The other day I watched my twin three-year-olds grow hyper and irritable as a spring snowstorm prevented even a short play in the garden. It seemed obvious that the time outside was crucial to their learning and happiness as I reread a few of Louv’s best lines:
“Increasingly, nature is something to watch, to consume, to wear – to ignore.”
“As far as physical fitness goes, today’s kids are the sorriest generation in the history of the United States.”
“They (researchers) say the quality of exposure to nature affects our health at an almost cellular level.”
“Pediatricians now warn that today’s children may be the first generation of Americans since World War II to die at an earlier age than their parents.”
“The CDC found that the amount of TV that children watch directly correlates with measures of their body fat.”
“A study of Finnish teenagers showed that they often went into natural settings after upsetting events; there, they could clear their minds and gain perspective and relax.”
“There is a real world, beyond the glass, for children who look, for those whose parents encourage them to truly see.”
“Children’s Hospital and Regional Medical Center in Seattle maintains that each hour of TV watched per day by preschoolers increases by 10 percent the likelihood that they will develop concentration problems and other symptoms of attention-deficit disorders by age seven.”
“I was intrigued by the way children defined play: often, their definition did not include soccer or piano lessons. Those activities were more like work.”
“Typical Americans spend 101 minutes in their car daily, five times the amount they spend exercising.”
“Time in nature is not leisure time, it’s an essential investment in our children’s health (and also, by the way, in our own).”
“Two-thirds of American children can’t pass a basic physical: 40 percent of boys and 70 percent of girls ages six to seventeen can’t manage more than one pull-up; and 40 percent show early signs of heart and circulation problems.”

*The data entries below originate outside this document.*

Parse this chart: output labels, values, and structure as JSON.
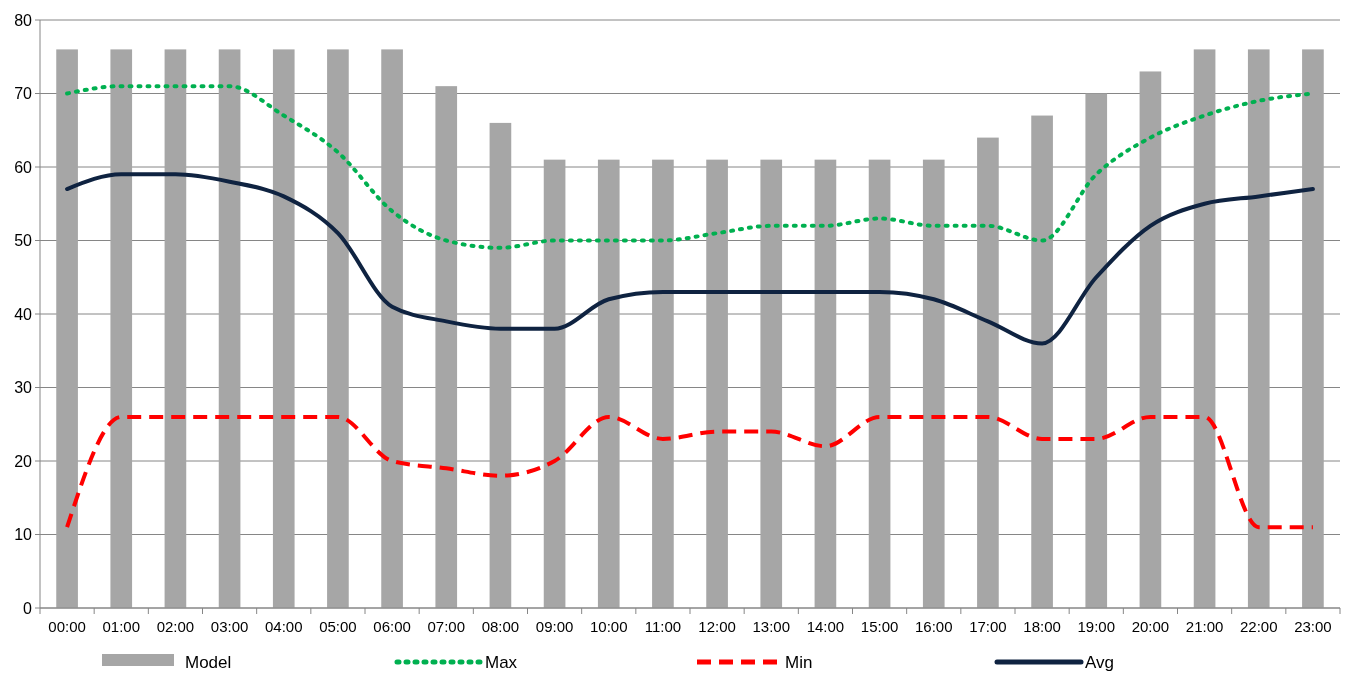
{
  "chart_data": {
    "type": "line",
    "categories": [
      "00:00",
      "01:00",
      "02:00",
      "03:00",
      "04:00",
      "05:00",
      "06:00",
      "07:00",
      "08:00",
      "09:00",
      "10:00",
      "11:00",
      "12:00",
      "13:00",
      "14:00",
      "15:00",
      "16:00",
      "17:00",
      "18:00",
      "19:00",
      "20:00",
      "21:00",
      "22:00",
      "23:00"
    ],
    "series": [
      {
        "name": "Model",
        "type": "bar",
        "color": "#a6a6a6",
        "values": [
          76,
          76,
          76,
          76,
          76,
          76,
          76,
          71,
          66,
          61,
          61,
          61,
          61,
          61,
          61,
          61,
          61,
          64,
          67,
          70,
          73,
          76,
          76,
          76
        ]
      },
      {
        "name": "Max",
        "color": "#00b050",
        "line_style": "dotted",
        "values": [
          70,
          71,
          71,
          71,
          67,
          62,
          54,
          50,
          49,
          50,
          50,
          50,
          51,
          52,
          52,
          53,
          52,
          52,
          50,
          59,
          64,
          67,
          69,
          70
        ]
      },
      {
        "name": "Min",
        "color": "#ff0000",
        "line_style": "dashed",
        "values": [
          11,
          26,
          26,
          26,
          26,
          26,
          20,
          19,
          18,
          20,
          26,
          23,
          24,
          24,
          22,
          26,
          26,
          26,
          23,
          23,
          26,
          26,
          11,
          11
        ]
      },
      {
        "name": "Avg",
        "color": "#0f2341",
        "line_style": "solid",
        "values": [
          57,
          59,
          59,
          58,
          56,
          51,
          41,
          39,
          38,
          38,
          42,
          43,
          43,
          43,
          43,
          43,
          42,
          39,
          36,
          45,
          52,
          55,
          56,
          57
        ]
      }
    ],
    "ylim": [
      0,
      80
    ],
    "yticks": [
      0,
      10,
      20,
      30,
      40,
      50,
      60,
      70,
      80
    ],
    "grid": "y",
    "legend": "bottom",
    "marker": "none"
  }
}
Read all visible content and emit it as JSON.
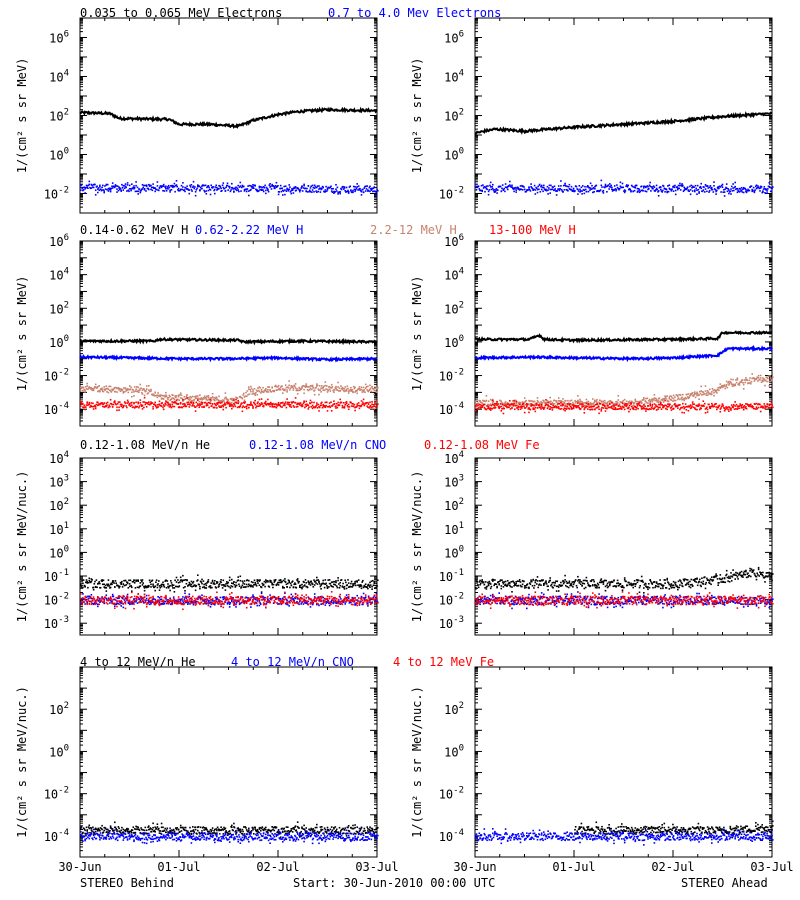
{
  "colors": {
    "black": "#000000",
    "blue": "#0000ff",
    "tan": "#c8826e",
    "red": "#ff0000"
  },
  "footer": {
    "left": "STEREO Behind",
    "center": "Start: 30-Jun-2010 00:00 UTC",
    "right": "STEREO Ahead"
  },
  "x_ticks": [
    "30-Jun",
    "01-Jul",
    "02-Jul",
    "03-Jul"
  ],
  "rows": [
    {
      "legend": [
        {
          "text": "0.035 to 0.065 MeV Electrons",
          "color": "black"
        },
        {
          "text": "0.7 to 4.0 Mev Electrons",
          "color": "blue"
        }
      ],
      "ylabel": "1/(cm² s sr MeV)",
      "ylog": [
        -3,
        7
      ],
      "ytick_exps": [
        -2,
        0,
        2,
        4,
        6
      ]
    },
    {
      "legend": [
        {
          "text": "0.14-0.62 MeV H",
          "color": "black"
        },
        {
          "text": "0.62-2.22 MeV H",
          "color": "blue"
        },
        {
          "text": "2.2-12 MeV H",
          "color": "tan"
        },
        {
          "text": "13-100 MeV H",
          "color": "red"
        }
      ],
      "ylabel": "1/(cm² s sr MeV)",
      "ylog": [
        -5,
        6
      ],
      "ytick_exps": [
        -4,
        -2,
        0,
        2,
        4,
        6
      ]
    },
    {
      "legend": [
        {
          "text": "0.12-1.08 MeV/n He",
          "color": "black"
        },
        {
          "text": "0.12-1.08 MeV/n CNO",
          "color": "blue"
        },
        {
          "text": "0.12-1.08 MeV Fe",
          "color": "red"
        }
      ],
      "ylabel": "1/(cm² s sr MeV/nuc.)",
      "ylog": [
        -3.5,
        4
      ],
      "ytick_exps": [
        -3,
        -2,
        -1,
        0,
        1,
        2,
        3,
        4
      ]
    },
    {
      "legend": [
        {
          "text": "4 to 12 MeV/n He",
          "color": "black"
        },
        {
          "text": "4 to 12 MeV/n CNO",
          "color": "blue"
        },
        {
          "text": "4 to 12 MeV Fe",
          "color": "red"
        }
      ],
      "ylabel": "1/(cm² s sr MeV/nuc.)",
      "ylog": [
        -5,
        4
      ],
      "ytick_exps": [
        -4,
        -2,
        0,
        2
      ]
    }
  ],
  "chart_data": [
    {
      "type": "scatter",
      "panel": "Behind electrons",
      "x_range_days": [
        0,
        3
      ],
      "ylog": [
        -3,
        7
      ],
      "series": [
        {
          "name": "0.035 to 0.065 MeV Electrons",
          "color": "black",
          "style": "line",
          "x": [
            0,
            0.3,
            0.4,
            0.9,
            1.0,
            1.3,
            1.6,
            1.75,
            2.0,
            2.2,
            2.5,
            3.0
          ],
          "log10_y": [
            2.15,
            2.1,
            1.85,
            1.8,
            1.55,
            1.55,
            1.45,
            1.75,
            2.05,
            2.2,
            2.3,
            2.25
          ]
        },
        {
          "name": "0.7 to 4.0 Mev Electrons",
          "color": "blue",
          "style": "scatter",
          "x": [
            0,
            1,
            2,
            3
          ],
          "log10_y": [
            -1.65,
            -1.7,
            -1.7,
            -1.75
          ]
        }
      ]
    },
    {
      "type": "scatter",
      "panel": "Ahead electrons",
      "x_range_days": [
        0,
        3
      ],
      "ylog": [
        -3,
        7
      ],
      "series": [
        {
          "name": "0.035 to 0.065 MeV Electrons",
          "color": "black",
          "style": "line",
          "x": [
            0,
            0.2,
            0.5,
            1.0,
            1.5,
            2.0,
            2.5,
            3.0
          ],
          "log10_y": [
            1.1,
            1.3,
            1.2,
            1.4,
            1.55,
            1.7,
            1.95,
            2.1
          ]
        },
        {
          "name": "0.7 to 4.0 Mev Electrons",
          "color": "blue",
          "style": "scatter",
          "x": [
            0,
            1,
            2,
            3
          ],
          "log10_y": [
            -1.7,
            -1.7,
            -1.7,
            -1.75
          ]
        }
      ]
    },
    {
      "type": "scatter",
      "panel": "Behind H",
      "x_range_days": [
        0,
        3
      ],
      "ylog": [
        -5,
        6
      ],
      "series": [
        {
          "name": "0.14-0.62 MeV H",
          "color": "black",
          "style": "line",
          "x": [
            0,
            0.75,
            0.8,
            1.6,
            1.65,
            2.2,
            3.0
          ],
          "log10_y": [
            0.05,
            0.05,
            0.15,
            0.1,
            0.0,
            0.05,
            0.0
          ]
        },
        {
          "name": "0.62-2.22 MeV H",
          "color": "blue",
          "style": "line",
          "x": [
            0,
            0.5,
            1.0,
            1.5,
            2.0,
            2.5,
            3.0
          ],
          "log10_y": [
            -0.9,
            -0.95,
            -1.0,
            -1.0,
            -0.95,
            -1.05,
            -1.0
          ]
        },
        {
          "name": "2.2-12 MeV H",
          "color": "tan",
          "style": "scatter",
          "x": [
            0,
            0.6,
            0.8,
            1.4,
            1.6,
            1.7,
            2.0,
            2.4,
            3.0
          ],
          "log10_y": [
            -2.7,
            -2.8,
            -3.2,
            -3.4,
            -3.4,
            -2.9,
            -2.7,
            -2.7,
            -2.8
          ]
        },
        {
          "name": "13-100 MeV H",
          "color": "red",
          "style": "scatter",
          "x": [
            0,
            1,
            2,
            3
          ],
          "log10_y": [
            -3.7,
            -3.7,
            -3.7,
            -3.7
          ]
        }
      ]
    },
    {
      "type": "scatter",
      "panel": "Ahead H",
      "x_range_days": [
        0,
        3
      ],
      "ylog": [
        -5,
        6
      ],
      "series": [
        {
          "name": "0.14-0.62 MeV H",
          "color": "black",
          "style": "line",
          "x": [
            0,
            0.55,
            0.65,
            0.7,
            1.0,
            2.0,
            2.45,
            2.5,
            2.7,
            3.0
          ],
          "log10_y": [
            0.15,
            0.15,
            0.4,
            0.15,
            0.1,
            0.15,
            0.2,
            0.55,
            0.55,
            0.55
          ]
        },
        {
          "name": "0.62-2.22 MeV H",
          "color": "blue",
          "style": "line",
          "x": [
            0,
            0.6,
            1.0,
            1.6,
            2.0,
            2.45,
            2.55,
            3.0
          ],
          "log10_y": [
            -0.95,
            -0.9,
            -0.95,
            -1.0,
            -0.95,
            -0.8,
            -0.4,
            -0.4
          ]
        },
        {
          "name": "2.2-12 MeV H",
          "color": "tan",
          "style": "scatter",
          "x": [
            0,
            1.0,
            1.6,
            2.0,
            2.4,
            2.6,
            3.0
          ],
          "log10_y": [
            -3.6,
            -3.6,
            -3.55,
            -3.3,
            -2.9,
            -2.4,
            -2.1
          ]
        },
        {
          "name": "13-100 MeV H",
          "color": "red",
          "style": "scatter",
          "x": [
            0,
            1,
            2,
            3
          ],
          "log10_y": [
            -3.8,
            -3.8,
            -3.8,
            -3.8
          ]
        }
      ]
    },
    {
      "type": "scatter",
      "panel": "Behind 0.12-1.08 MeV/n",
      "x_range_days": [
        0,
        3
      ],
      "ylog": [
        -3.5,
        4
      ],
      "series": [
        {
          "name": "0.12-1.08 MeV/n He",
          "color": "black",
          "style": "scatter",
          "x": [
            0,
            1,
            2,
            3
          ],
          "log10_y": [
            -1.3,
            -1.3,
            -1.3,
            -1.3
          ]
        },
        {
          "name": "0.12-1.08 MeV/n CNO",
          "color": "blue",
          "style": "scatter",
          "x": [
            0,
            1,
            2,
            3
          ],
          "log10_y": [
            -2.0,
            -2.0,
            -2.0,
            -2.0
          ]
        },
        {
          "name": "0.12-1.08 MeV Fe",
          "color": "red",
          "style": "scatter",
          "x": [
            0,
            1,
            2,
            3
          ],
          "log10_y": [
            -2.0,
            -2.0,
            -2.0,
            -2.0
          ]
        }
      ]
    },
    {
      "type": "scatter",
      "panel": "Ahead 0.12-1.08 MeV/n",
      "x_range_days": [
        0,
        3
      ],
      "ylog": [
        -3.5,
        4
      ],
      "series": [
        {
          "name": "0.12-1.08 MeV/n He",
          "color": "black",
          "style": "scatter",
          "x": [
            0,
            1,
            2,
            2.5,
            2.8,
            3.0
          ],
          "log10_y": [
            -1.3,
            -1.3,
            -1.3,
            -1.1,
            -0.8,
            -1.0
          ]
        },
        {
          "name": "0.12-1.08 MeV/n CNO",
          "color": "blue",
          "style": "scatter",
          "x": [
            0,
            1,
            2,
            3
          ],
          "log10_y": [
            -2.0,
            -2.0,
            -2.0,
            -2.0
          ]
        },
        {
          "name": "0.12-1.08 MeV Fe",
          "color": "red",
          "style": "scatter",
          "x": [
            0,
            1,
            2,
            3
          ],
          "log10_y": [
            -2.0,
            -2.0,
            -2.0,
            -2.0
          ]
        }
      ]
    },
    {
      "type": "scatter",
      "panel": "Behind 4-12 MeV/n",
      "x_range_days": [
        0,
        3
      ],
      "ylog": [
        -5,
        4
      ],
      "series": [
        {
          "name": "4 to 12 MeV/n He",
          "color": "black",
          "style": "scatter",
          "x": [
            0,
            1,
            2,
            3
          ],
          "log10_y": [
            -3.7,
            -3.7,
            -3.7,
            -3.7
          ]
        },
        {
          "name": "4 to 12 MeV/n CNO",
          "color": "blue",
          "style": "scatter",
          "x": [
            0,
            1,
            2,
            3
          ],
          "log10_y": [
            -4.0,
            -4.0,
            -4.0,
            -4.0
          ]
        },
        {
          "name": "4 to 12 MeV Fe",
          "color": "red",
          "style": "scatter",
          "x": [],
          "log10_y": []
        }
      ]
    },
    {
      "type": "scatter",
      "panel": "Ahead 4-12 MeV/n",
      "x_range_days": [
        0,
        3
      ],
      "ylog": [
        -5,
        4
      ],
      "series": [
        {
          "name": "4 to 12 MeV/n He",
          "color": "black",
          "style": "scatter",
          "x": [
            1.0,
            2.0,
            2.5,
            3.0
          ],
          "log10_y": [
            -3.7,
            -3.7,
            -3.7,
            -3.6
          ]
        },
        {
          "name": "4 to 12 MeV/n CNO",
          "color": "blue",
          "style": "scatter",
          "x": [
            0,
            1,
            2,
            3
          ],
          "log10_y": [
            -4.0,
            -4.0,
            -4.0,
            -4.0
          ]
        },
        {
          "name": "4 to 12 MeV Fe",
          "color": "red",
          "style": "scatter",
          "x": [],
          "log10_y": []
        }
      ]
    }
  ]
}
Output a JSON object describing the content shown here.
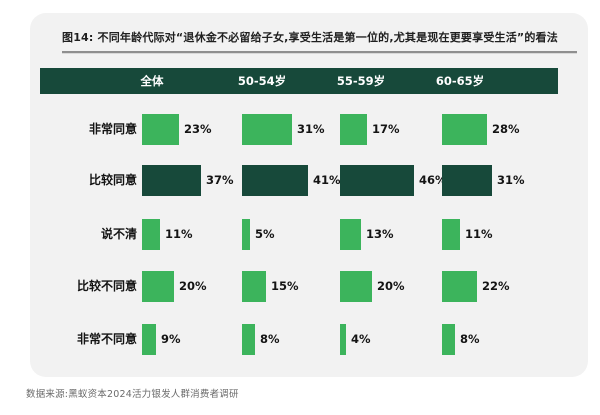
{
  "figure": {
    "title": "图14: 不同年龄代际对“退休金不必留给子女,享受生活是第一位的,尤其是现在更要享受生活”的看法",
    "source": "数据来源:黑蚁资本2024活力银发人群消费者调研"
  },
  "colors": {
    "header_bg": "#17493a",
    "bar_green": "#3cb45c",
    "bar_dark_green": "#17493a",
    "card_bg": "#f2f2f2"
  },
  "chart_data": {
    "type": "bar",
    "orientation": "horizontal",
    "unit": "%",
    "value_labels": true,
    "grid": false,
    "legend": "none",
    "columns": [
      "全体",
      "50-54岁",
      "55-59岁",
      "60-65岁"
    ],
    "categories": [
      "非常同意",
      "比较同意",
      "说不清",
      "比较不同意",
      "非常不同意"
    ],
    "rows": [
      {
        "label": "非常同意",
        "emphasis": false,
        "values": [
          23,
          31,
          17,
          28
        ]
      },
      {
        "label": "比较同意",
        "emphasis": true,
        "values": [
          37,
          41,
          46,
          31
        ]
      },
      {
        "label": "说不清",
        "emphasis": false,
        "values": [
          11,
          5,
          13,
          11
        ]
      },
      {
        "label": "比较不同意",
        "emphasis": false,
        "values": [
          20,
          15,
          20,
          22
        ]
      },
      {
        "label": "非常不同意",
        "emphasis": false,
        "values": [
          9,
          8,
          4,
          8
        ]
      }
    ],
    "series": [
      {
        "name": "全体",
        "values": [
          23,
          37,
          11,
          20,
          9
        ]
      },
      {
        "name": "50-54岁",
        "values": [
          31,
          41,
          5,
          15,
          8
        ]
      },
      {
        "name": "55-59岁",
        "values": [
          17,
          46,
          13,
          20,
          4
        ]
      },
      {
        "name": "60-65岁",
        "values": [
          28,
          31,
          11,
          22,
          8
        ]
      }
    ]
  }
}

Louv reveals that even our playgrounds, parks, and arenas are not providing the experience in the natural world that has nurtured children’s development since the beginning of time. And the Internet, while a gateway to the world in so many ways, is entirely devoid of the very same sensory experiences that nature supplies in abundance: the smell of a pine tree; the deep vibration of a wave crashing into a rocky shore; the tickle of a cool breeze blowing off a snowfield.
For adventure travelers, skiers, mountaineers, hikers, farmers, gardeners, sailors, surfers, people like us in the business of providing exceptional experiences in the natural world, or anyone who finds time in nature is essential to their health, "Last Child in the Woods" puts to words something we have been feeling for a long time.